Legislation designed to collect information on recycling already happening in Michigan, as a step toward determining a statewide comprehensive recycling plan, received a hearing in the House Natural Resources Committee on February 9. The bill, SB 507, requires recyclers to report recycling activities and quantities of recycled material. It does not require retailers to report.
Groups in support of the bill testified that Michigan lags behind the national recycling average of 34%. Michigan’s average is currently 15%, one of the lowest recycling rates in the nation and the lowest in the Great Lakes region. Committee members were skeptical that requiring collection data would help increase Michigan’s recycling rate, but those impacted by the legislation are supportive, including local government groups, environmental groups, recyclers and waste management.
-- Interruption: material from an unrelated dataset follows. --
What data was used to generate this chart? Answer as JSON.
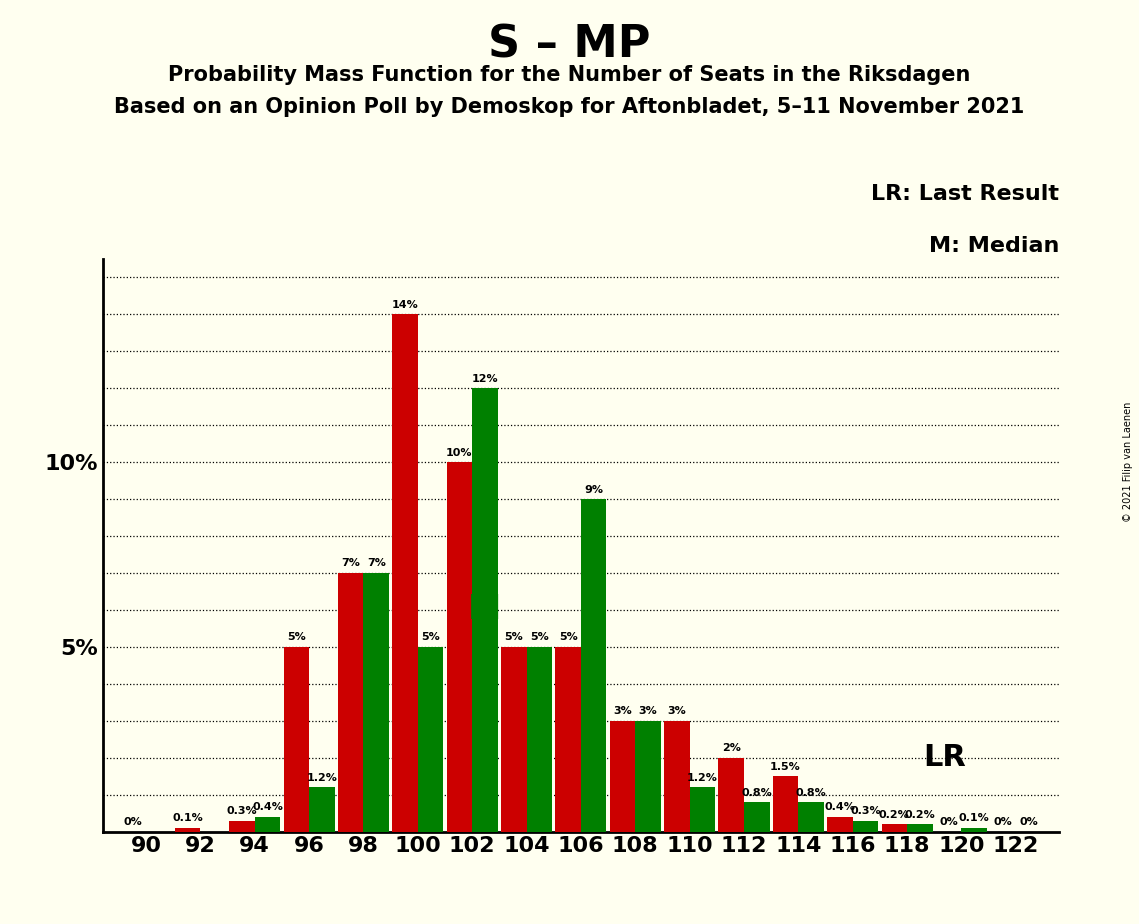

The House Insurance Committee reported legislation on Thursday that would remove some of the barriers to expand synchronization of medication. The bill, SB 150, ensures that insurers provide a prorated daily rate for medications during the synchronization period to keep costs low for patients. Retailers would still receive the full dispensing fee, since each dispensing event incurs the same costs regardless of the amount of medication dispensed. MRA submitted written testimony in support of SB 150 when the bill was first discussed by the committee on February 11. Previous opponents of the bill changed their position to support the bill, which helped bring the bill up for a vote by the committee.
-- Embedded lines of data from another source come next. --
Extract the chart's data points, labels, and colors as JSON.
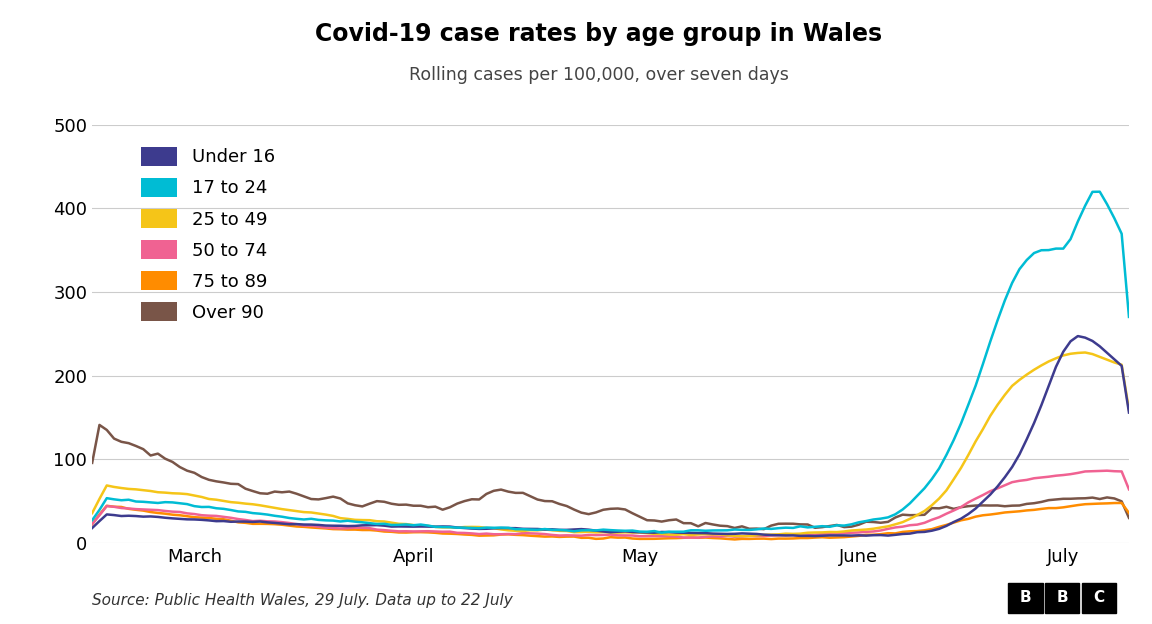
{
  "title": "Covid-19 case rates by age group in Wales",
  "subtitle": "Rolling cases per 100,000, over seven days",
  "source_text": "Source: Public Health Wales, 29 July. Data up to 22 July",
  "ylim": [
    0,
    500
  ],
  "yticks": [
    0,
    100,
    200,
    300,
    400,
    500
  ],
  "background_color": "#ffffff",
  "line_colors": {
    "under16": "#3d3b8e",
    "17to24": "#00bcd4",
    "25to49": "#f5c518",
    "50to74": "#f06292",
    "75to89": "#ff8c00",
    "over90": "#795548"
  },
  "legend_labels": [
    "Under 16",
    "17 to 24",
    "25 to 49",
    "50 to 74",
    "75 to 89",
    "Over 90"
  ],
  "x_tick_labels": [
    "March",
    "April",
    "May",
    "June",
    "July"
  ],
  "x_tick_pos": [
    14,
    44,
    75,
    105,
    133
  ],
  "n_points": 143
}
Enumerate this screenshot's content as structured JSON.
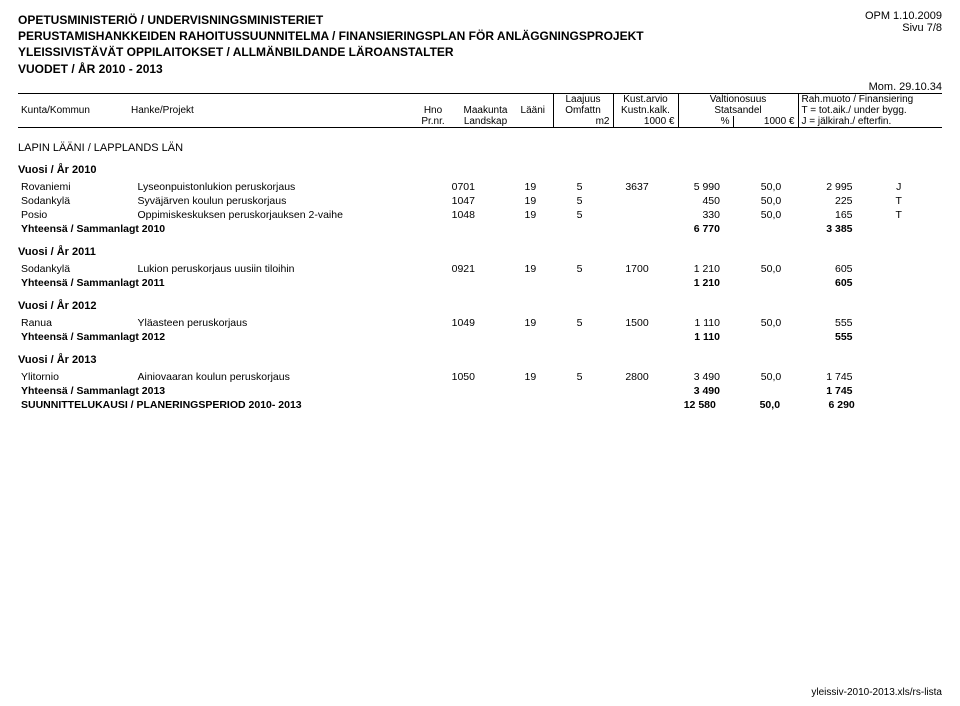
{
  "meta": {
    "opm_date": "OPM 1.10.2009",
    "page": "Sivu 7/8",
    "footer": "yleissiv-2010-2013.xls/rs-lista"
  },
  "header": {
    "line1": "OPETUSMINISTERIÖ / UNDERVISNINGSMINISTERIET",
    "line2": "PERUSTAMISHANKKEIDEN RAHOITUSSUUNNITELMA / FINANSIERINGSPLAN FÖR ANLÄGGNINGSPROJEKT",
    "line3": "YLEISSIVISTÄVÄT OPPILAITOKSET / ALLMÄNBILDANDE LÄROANSTALTER",
    "line4": "VUODET / ÅR 2010 - 2013",
    "mom": "Mom. 29.10.34"
  },
  "col_headers": {
    "r1": {
      "laajuus": "Laajuus",
      "kust": "Kust.arvio",
      "valt": "Valtionosuus",
      "rah": "Rah.muoto / Finansiering"
    },
    "r2": {
      "kunta": "Kunta/Kommun",
      "hanke": "Hanke/Projekt",
      "hno": "Hno",
      "mk": "Maakunta",
      "laani": "Lääni",
      "omf": "Omfattn",
      "kalk": "Kustn.kalk.",
      "stat": "Statsandel",
      "tot": "T = tot.aik./ under bygg."
    },
    "r3": {
      "prnr": "Pr.nr.",
      "landskap": "Landskap",
      "m2": "m2",
      "e1": "1000 €",
      "pct": "%",
      "e2": "1000 €",
      "j": "J = jälkirah./ efterfin."
    }
  },
  "region": "LAPIN  LÄÄNI / LAPPLANDS LÄN",
  "years": {
    "2010": {
      "title": "Vuosi / År 2010",
      "rows": [
        {
          "kunta": "Rovaniemi",
          "hanke": "Lyseonpuistonlukion peruskorjaus",
          "hno": "0701",
          "mk": "19",
          "laani": "5",
          "omf": "3637",
          "kust": "5 990",
          "pct": "50,0",
          "stat": "2 995",
          "rah": "J"
        },
        {
          "kunta": "Sodankylä",
          "hanke": "Syväjärven koulun peruskorjaus",
          "hno": "1047",
          "mk": "19",
          "laani": "5",
          "omf": "",
          "kust": "450",
          "pct": "50,0",
          "stat": "225",
          "rah": "T"
        },
        {
          "kunta": "Posio",
          "hanke": "Oppimiskeskuksen peruskorjauksen 2-vaihe",
          "hno": "1048",
          "mk": "19",
          "laani": "5",
          "omf": "",
          "kust": "330",
          "pct": "50,0",
          "stat": "165",
          "rah": "T"
        }
      ],
      "sum": {
        "label": "Yhteensä / Sammanlagt 2010",
        "kust": "6 770",
        "stat": "3 385"
      }
    },
    "2011": {
      "title": "Vuosi / År 2011",
      "rows": [
        {
          "kunta": "Sodankylä",
          "hanke": "Lukion peruskorjaus uusiin tiloihin",
          "hno": "0921",
          "mk": "19",
          "laani": "5",
          "omf": "1700",
          "kust": "1 210",
          "pct": "50,0",
          "stat": "605",
          "rah": ""
        }
      ],
      "sum": {
        "label": "Yhteensä / Sammanlagt 2011",
        "kust": "1 210",
        "stat": "605"
      }
    },
    "2012": {
      "title": "Vuosi / År 2012",
      "rows": [
        {
          "kunta": "Ranua",
          "hanke": "Yläasteen peruskorjaus",
          "hno": "1049",
          "mk": "19",
          "laani": "5",
          "omf": "1500",
          "kust": "1 110",
          "pct": "50,0",
          "stat": "555",
          "rah": ""
        }
      ],
      "sum": {
        "label": "Yhteensä / Sammanlagt 2012",
        "kust": "1 110",
        "stat": "555"
      }
    },
    "2013": {
      "title": "Vuosi / År 2013",
      "rows": [
        {
          "kunta": "Ylitornio",
          "hanke": "Ainiovaaran koulun peruskorjaus",
          "hno": "1050",
          "mk": "19",
          "laani": "5",
          "omf": "2800",
          "kust": "3 490",
          "pct": "50,0",
          "stat": "1 745",
          "rah": ""
        }
      ],
      "sum": {
        "label": "Yhteensä / Sammanlagt 2013",
        "kust": "3 490",
        "stat": "1 745"
      }
    }
  },
  "grand": {
    "label": "SUUNNITTELUKAUSI / PLANERINGSPERIOD 2010- 2013",
    "kust": "12 580",
    "pct": "50,0",
    "stat": "6 290"
  }
}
Several bills were introduced over the last two weeks related to the prescription, dispensing and use of Opioid antagonists used to prevent overdoses. HB 5326 and SB 778 would allow the chief medical executive to issue a standing order to dispense an Opioid antagonist to any individual. The bills would allow a pharmacy to dispense Naloxone, a medication used to reverse the side effects of an Opioid overdose, in a similar fashion as decongestants containing pseudoephedrine. Under Michigan law, in order to purchase these medications, customers must show proper identification and have their names entered into a Michigan State Police database. The bills were introduced as a result of the recommendations released by the Governor’s Prescription Drug and Opioid Abuse Task Force.
Also introduced last week was SB 805–806 and HB 5378–5379, which would allow prescribers to prescribe and pharmacists to dispense Opioid antagonists to school boards and identify training and procedures for using Opioid antagonists in public schools. HB 5390 would require certain law enforcement officers and firefighters to carry, and be trained in using, Opioid antagonists. All of the bills were referred to the House or Senate Health Policy Committee.